In der Tradition berühmter Kulturmissionare: Pascual Jordan und das Projekt „Schönheit gegen Gewalt“ mit Monteverdi-Oper im Regenbogenkiez

So war das bei der „Schönheit gegen Gewalt“ im Sommer 2019 Foto: Pascual Jordan

Von Christopher Suss

Mit der Vision, der ­Pascual Jordan in seinem Projekt „Schönheit gegen Gewalt“ nachgeht, steht er in der Tradition berühmter Kulturmissionare. Einer davon ist fiktiv, heißt Brian Sweeney Fitzgerald und hievt in Werner Herzogs „Fitzcarraldo“ einen Flussdampfer über einen Berg, um im Amazonas eine Oper zu bauen.

Ein anderer, Christoph Schlingensief, kämpfte bis zu seinem frühen Tod für eine Oper in Burkina Faso. In Schöneberg mag aus Sicht von Berlinern das Abenteuer ferner Länder fehlen, aber die Mission bleibt dieselbe: Menschen unterschiedlicher Kulturen und Prägungen unter dem sprichwörtlichen Dach des Musik­theaters zusammenzubringen.

Der Bürgerplatz, wo sich Fugger- und Eisenacher Straße treffen, wurde im nächtlichen Regenbogenkiez immer wieder zum Brennpunkt von Gewalt- und Drogenkriminalität.
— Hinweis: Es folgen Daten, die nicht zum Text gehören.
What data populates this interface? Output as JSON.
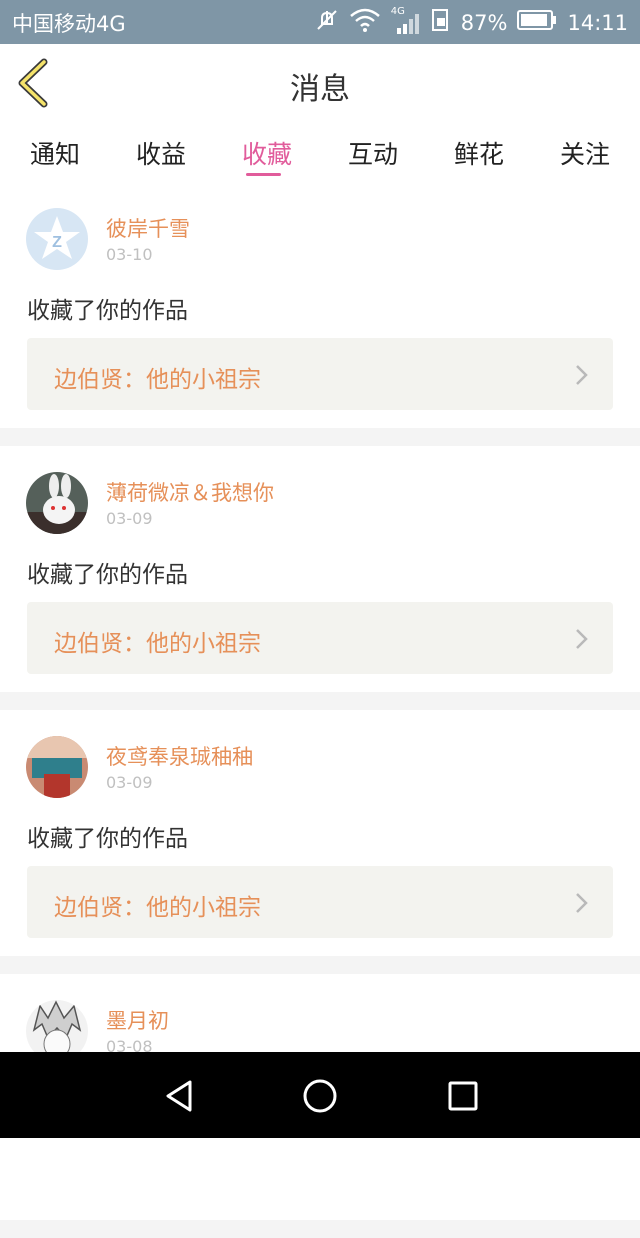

Um dem zu entgegnen, wird der Bezirk dort sogar künftig – nach Amsterdamer Vorbild – einen sogenannten Nachtbürgermeister einsetzen.

Den stellt ein Team des queeren Antigewaltprojekts Maneo, um den Dia­log im Kiez zwischen An­woh­ner:in­nen, Tou­rist:in­nen und Fre­quen­tie­rer:in­nen zu verbessern. Es braucht nicht viel Fantasie, um sich vorzustellen, dass dieser Dialog schwierig ist, wenn die Interessen so unterschiedlich gelagert sind: Nachts mit offenem Fenstern schlafen, noch einen Absacker im Bulls trinken oder einen letzten Freier auftreiben zu wollen, das ist nicht immer vereinbar.
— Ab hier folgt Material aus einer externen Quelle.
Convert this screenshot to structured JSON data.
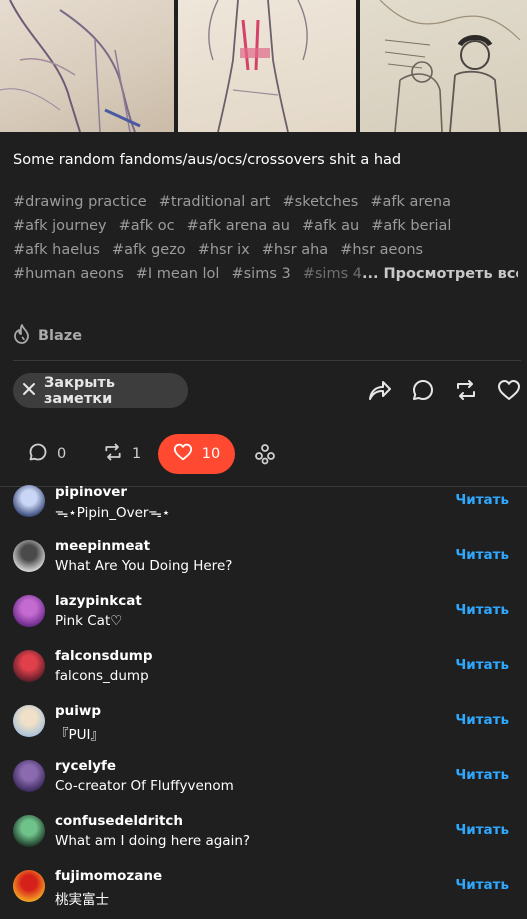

Am selben Ort entstand daher vor drei Jahren „Schönheit gegen Gewalt“, eine Kooperation des Bezirksamts Tempelhof-Schöneberg mit der Stiftung Forum der Kulturen zu Fragen der Zeit, Professor Rudolf zur Lippe und Pascual Jordan. Seitdem werden im Juli am Bürgerplatz barocke Arien aufgeführt. Nicht nur, um dem Platz eine bessere Presse zu verschaffen, sondern auch, um Raum zur Begegnung zu bieten.

Jordan, der seine Werkstattgalerie seit über zehn Jahren an der Ecke betreibt und mit ihr gerade innerhalb des Hauses umzieht, kennt den Regenbogenkiez gut. Für ihn geht es bei „Schönheit gegen Gewalt“ um zufällige Begegnungen und große Grundgefühle. Aus dem „gemeinsamen Erleben“ soll „eine soziale Skulptur entstehen“, so der Galerist. Aufgeführt wird dieses Jahr Monteverdis letzte Oper „L’incoronazione di Poppea“ („Die Krönung der Poppea“).
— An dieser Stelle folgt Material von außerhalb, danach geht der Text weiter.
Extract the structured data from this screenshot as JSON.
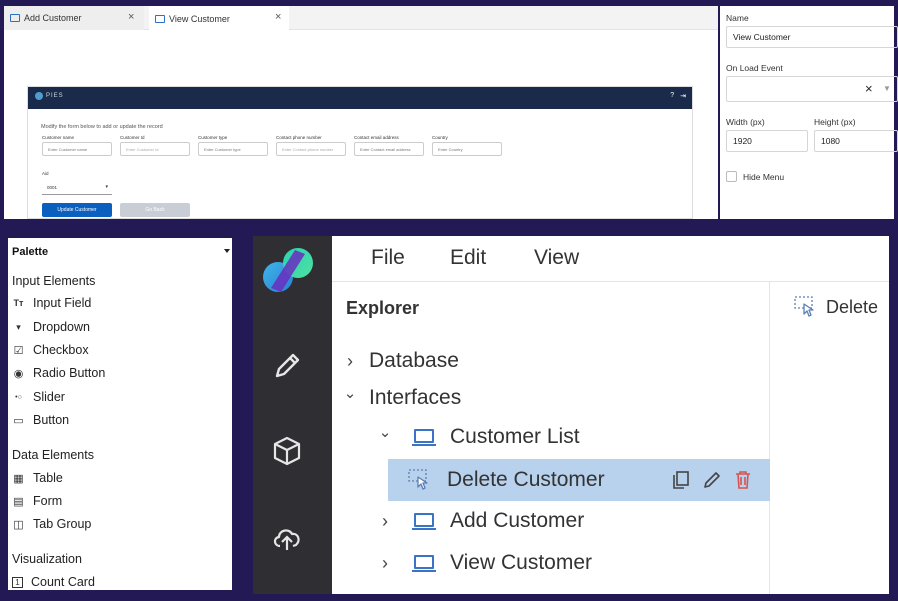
{
  "editor": {
    "tabs": [
      {
        "label": "Add Customer"
      },
      {
        "label": "View Customer"
      }
    ],
    "close_glyph": "×",
    "preview": {
      "logo_text": "PIES",
      "header_icons": [
        "help-icon",
        "logout-icon"
      ],
      "help_glyph": "?",
      "logout_glyph": "⇥",
      "instruction": "Modify the form below to add or update the record",
      "fields": [
        {
          "label": "Customer name",
          "placeholder": "Enter Customer name"
        },
        {
          "label": "Customer Id",
          "placeholder": "Enter Customer Id"
        },
        {
          "label": "Customer type",
          "placeholder": "Enter Customer type"
        },
        {
          "label": "Contact phone number",
          "placeholder": "Enter Contact phone number"
        },
        {
          "label": "Contact email address",
          "placeholder": "Enter Contact email address"
        },
        {
          "label": "Country",
          "placeholder": "Enter Country"
        }
      ],
      "aid_label": "Aid",
      "aid_value": "0001",
      "update_label": "Update Customer",
      "back_label": "Go Back"
    }
  },
  "properties": {
    "name_label": "Name",
    "name_value": "View Customer",
    "onload_label": "On Load Event",
    "onload_value": "",
    "clear_glyph": "×",
    "width_label": "Width (px)",
    "width_value": "1920",
    "height_label": "Height (px)",
    "height_value": "1080",
    "hide_menu_label": "Hide Menu",
    "hide_menu_checked": false
  },
  "palette": {
    "title": "Palette",
    "sections": [
      {
        "title": "Input Elements",
        "items": [
          {
            "label": "Input Field",
            "icon": "text-type-icon",
            "glyph": "Tт"
          },
          {
            "label": "Dropdown",
            "icon": "dropdown-icon",
            "glyph": "▾"
          },
          {
            "label": "Checkbox",
            "icon": "checkbox-icon",
            "glyph": "☑"
          },
          {
            "label": "Radio Button",
            "icon": "radio-icon",
            "glyph": "◉"
          },
          {
            "label": "Slider",
            "icon": "slider-icon",
            "glyph": "•○"
          },
          {
            "label": "Button",
            "icon": "button-icon",
            "glyph": "▭"
          }
        ]
      },
      {
        "title": "Data Elements",
        "items": [
          {
            "label": "Table",
            "icon": "table-icon",
            "glyph": "▦"
          },
          {
            "label": "Form",
            "icon": "form-icon",
            "glyph": "▤"
          },
          {
            "label": "Tab Group",
            "icon": "tab-group-icon",
            "glyph": "◫"
          }
        ]
      },
      {
        "title": "Visualization",
        "items": [
          {
            "label": "Count Card",
            "icon": "count-card-icon",
            "glyph": "1"
          }
        ]
      }
    ]
  },
  "app": {
    "menu": [
      "File",
      "Edit",
      "View"
    ],
    "rail_icons": [
      "pencil-icon",
      "cube-icon",
      "cloud-upload-icon"
    ],
    "explorer_title": "Explorer",
    "tree": [
      {
        "label": "Database",
        "expanded": false,
        "level": 0,
        "icon": ""
      },
      {
        "label": "Interfaces",
        "expanded": true,
        "level": 0,
        "icon": ""
      },
      {
        "label": "Customer List",
        "expanded": true,
        "level": 1,
        "icon": "screen-icon"
      },
      {
        "label": "Delete Customer",
        "expanded": false,
        "level": 2,
        "icon": "click-icon",
        "selected": true
      },
      {
        "label": "Add Customer",
        "expanded": false,
        "level": 1,
        "icon": "screen-icon"
      },
      {
        "label": "View Customer",
        "expanded": false,
        "level": 1,
        "icon": "screen-icon"
      }
    ],
    "chevron_right": "›",
    "chevron_down": "⌄",
    "row_actions": [
      "copy-icon",
      "edit-icon",
      "delete-icon"
    ],
    "right_pane_title": "Delete"
  },
  "colors": {
    "frame_bg": "#231a55",
    "rail": "#2e2e33",
    "selection": "#b8d1ec",
    "accent_blue": "#3b74c7",
    "delete_red": "#d9534f",
    "preview_header": "#1a2a4a",
    "primary_button": "#0a5fbf"
  }
}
Schon zu Beginn des Librettos, wenn der römische Kaiser Nero und dessen Geliebte Poppea eine Reihe von Ereignissen auslösen, die ­schließlich zur kaiserlichen Krönung Poppeas führen, wird das ­allegorische Thema ausgedrückt. Im Disput mit Virtù, der Tugend, und ­Fortuna, dem Schicksal, schwört Amor, die Liebe, dass er es ist, der den Lauf der Welt bestimmt. Er soll am Ende des dritten Akts recht behalten.

Barocke Arien, um dem Platz eine bessere Presse zu verschaffen und um Raum zur Begegnung zu bieten

Es sind also in der Tat große Grundgefühle, die am 15. Juli über den Platz schallen werden. Weil im vergangenen Jahr dazu mehr als 600 Be­sucher:innen erschienen waren, muss diesmal die Straße gesperrt werden, um die Einhaltung der derzeit wegen der Coronakrise geltenden Abstandsregeln gewährleisten zu können. Zu Beginn der Krise, sagt Jordan, sei die Situation der Veranstaltung völlig offen gewesen.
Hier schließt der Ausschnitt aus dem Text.